Now I'm hating myself for making a rash decision last night. This would never happen if I didn't willingly come with her. I wasn't drunk when Lisa pulled me out of the bar. I knew what risk I was taking when I let her drag me. Nevertheless, I still went with her. It was not because of the alcohol I intake, but because of the reason that I also wanted to be with her. When Jisoo showed me her picture with Bambam, I got annoyed. Angry to be exact. And the anger I felt for her yesterday was uncontrollable. And all I wanted that day was to take a revenge. I wanted to hurt her the way she was hurting me. I wanted her to feel my pain. I've been Lisa's fan for a very long time. There might be little information about her friends outside her work, but I know all of her friends in the modeling industry. I know who she hangs out with, because I always saw them on E news and TMZ. When I saw Jimin in the restaurant, my plan started. I know somehow that Lisa will learn about our get away. Friends talk, friends tell stories about their fun. I know it is bad to used people, but Jimin came to us. He was like a blessing in disguise. It was a good opportunity that I can't let go. However, I did not expect my plan would prosper immediately. Same as everyone, I was shocked to learn she was also there, in the bar. Her reactions towards Jimin and I made me nervous, and at the same time it made me happy. She was fuming with anger, and I was also positive that she was jealous of us, because I wouldn't be in this situation if she didn't. Last night, I was certain that I could get out of here easily, without encountering any compications. I planned it in my head how will I escape from her. And I did what I have planned. I pretended to be asleep for a longer of time just to avoid her, even though I was famish and thirsty, I endure all of it. When I heard the engine of her car started, I know it was the cue for me to get up. Immediately, I ran to her bathroom, washed my face, changed, and tied my hair in a messy bun. I had a big smile on my face when I took my first step out of her bathroom, thinking I won a battle again. But it fades as soon as I got out of her room. 

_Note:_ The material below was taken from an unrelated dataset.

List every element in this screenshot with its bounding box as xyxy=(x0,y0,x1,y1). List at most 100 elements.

And now here I am, in another mess that I have created. A mess that is bigger than the other one. But what could I posibly do right now. I am in this situation because I was stupid and brazen last night. I have no one to blame, but myself. I have no choice but to face her and talk to her. 

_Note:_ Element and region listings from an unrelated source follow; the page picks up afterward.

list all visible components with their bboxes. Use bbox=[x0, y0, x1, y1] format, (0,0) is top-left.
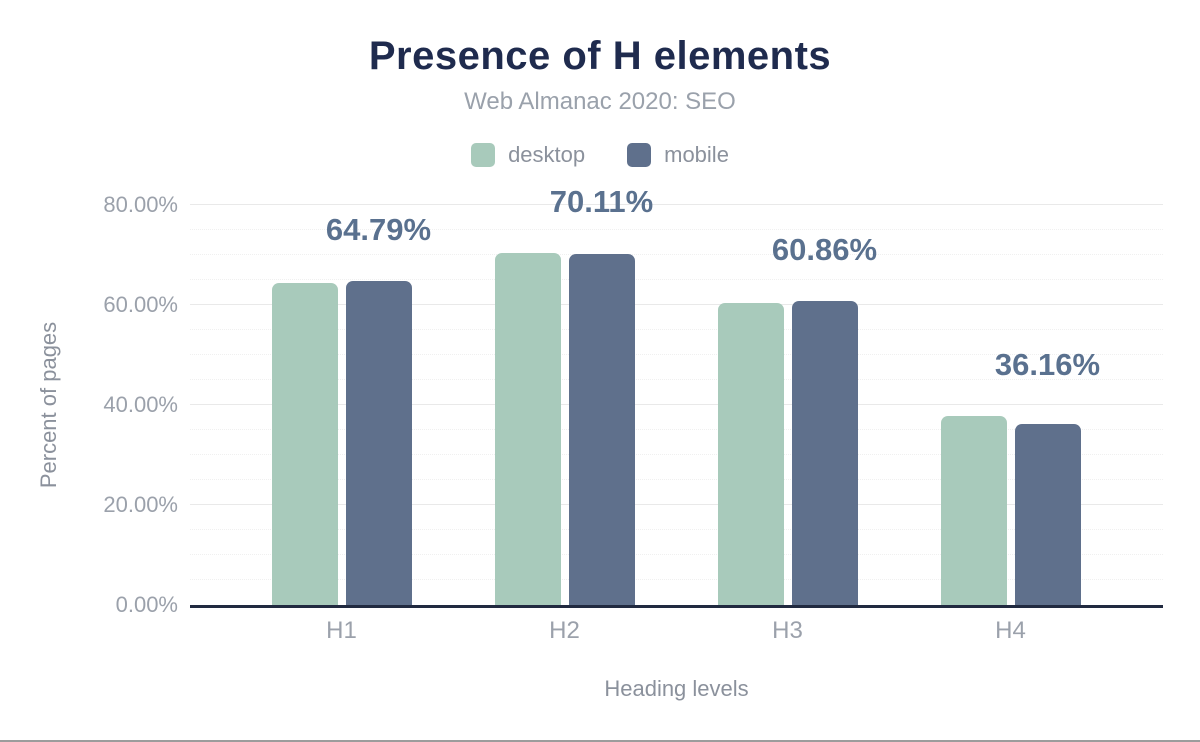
gridline-major-20 bbox=[190, 504, 1163, 505]
x-tick-h3: H3 bbox=[772, 617, 803, 644]
legend-label: desktop bbox=[508, 142, 586, 167]
bar-mobile-h3[interactable] bbox=[791, 300, 858, 605]
x-tick-h1: H1 bbox=[326, 617, 357, 644]
gridline-minor-65 bbox=[190, 279, 1163, 280]
chart-subtitle: Web Almanac 2020: SEO bbox=[464, 88, 736, 115]
bar-group-h4: 36.16% bbox=[899, 205, 1122, 605]
gridline-minor-70 bbox=[190, 254, 1163, 255]
gridline-minor-5 bbox=[190, 579, 1163, 580]
legend-item-desktop: desktop bbox=[471, 142, 585, 168]
gridline-minor-75 bbox=[190, 229, 1163, 230]
gridline-minor-10 bbox=[190, 554, 1163, 555]
bar-group-h3: 60.86% bbox=[676, 205, 899, 605]
x-axis-tick-labels: H1 H2 H3 H4 bbox=[190, 617, 1163, 645]
gridline-minor-35 bbox=[190, 429, 1163, 430]
bar-mobile-h4[interactable] bbox=[1014, 424, 1081, 605]
gridline-major-60 bbox=[190, 304, 1163, 305]
bar-mobile-h2[interactable] bbox=[568, 254, 635, 605]
y-tick-60: 60.00% bbox=[103, 292, 178, 317]
bar-desktop-h1[interactable] bbox=[271, 283, 338, 605]
legend-label: mobile bbox=[664, 142, 729, 167]
bar-group-h2: 70.11% bbox=[453, 186, 676, 605]
y-axis-tick-labels: 0.00% 20.00% 40.00% 60.00% 80.00% bbox=[60, 192, 178, 617]
bar-desktop-h3[interactable] bbox=[717, 303, 784, 605]
legend-item-mobile: mobile bbox=[627, 142, 729, 168]
bar-desktop-h4[interactable] bbox=[940, 416, 1007, 605]
chart-title: Presence of H elements bbox=[368, 34, 832, 78]
x-axis-line bbox=[190, 605, 1163, 608]
bar-group-h1: 64.79% bbox=[230, 205, 453, 605]
y-tick-20: 20.00% bbox=[103, 492, 178, 517]
gridline-minor-25 bbox=[190, 479, 1163, 480]
bar-groups: 64.79% 70.11% 60.86% 36.16% bbox=[190, 186, 1163, 605]
x-tick-h2: H2 bbox=[549, 617, 580, 644]
gridline-minor-45 bbox=[190, 379, 1163, 380]
y-tick-80: 80.00% bbox=[103, 192, 178, 217]
gridline-minor-15 bbox=[190, 529, 1163, 530]
data-label-h1: 64.79% bbox=[325, 212, 432, 248]
y-tick-0: 0.00% bbox=[115, 592, 178, 617]
data-label-h3: 60.86% bbox=[771, 231, 878, 267]
data-label-h2: 70.11% bbox=[549, 183, 654, 219]
data-label-h4: 36.16% bbox=[994, 347, 1101, 382]
gridline-minor-55 bbox=[190, 329, 1163, 330]
page-divider bbox=[0, 740, 1200, 742]
x-axis-title: Heading levels bbox=[604, 676, 749, 701]
gridline-major-80 bbox=[190, 204, 1163, 205]
y-axis-title: Percent of pages bbox=[36, 321, 61, 489]
legend-swatch-mobile bbox=[627, 143, 652, 167]
gridline-minor-50 bbox=[190, 354, 1163, 355]
bar-mobile-h1[interactable] bbox=[345, 281, 412, 605]
plot-area: 64.79% 70.11% 60.86% 36.16% bbox=[190, 186, 1163, 608]
gridline-major-40 bbox=[190, 404, 1163, 405]
legend-swatch-desktop bbox=[471, 143, 496, 167]
x-tick-h4: H4 bbox=[995, 617, 1026, 644]
gridline-minor-30 bbox=[190, 454, 1163, 455]
bar-desktop-h2[interactable] bbox=[494, 252, 561, 605]
y-tick-40: 40.00% bbox=[103, 392, 178, 417]
legend: desktop mobile bbox=[0, 142, 1200, 168]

"Be brave." I utter to myself. 

With a heavy sigh I slowly turn around to see her. And that instant I regret my decision. Lisa is only wearing a thin, plain v-neck white t-shirt, and there's nothing underneath. From where I stand I can clearly see her nipple pointing hard towards me. I wanted to look away to avoid seeing her breast, however my eyes betrayed me as if it has its own brain. It travels to Lisa's expose toned long legged legs and it goes up to her hip, noticing her lace black underwear. I swallow as if I have a lump in my throat. In just a second, my whole body becomes warm, like my blood boils, and it starts running fast through all my veins. This view that I am looking right now is not the scene I imagined, I want to be in. This is torure, especially, when I'm trying to run away from her. 

Closing my eyes, I sigh deeply. Trying to block the unwanted ideas, that's running on my mind. Today is not the right time. I'm in a fuck up situation and I need to think how to get out of this mess.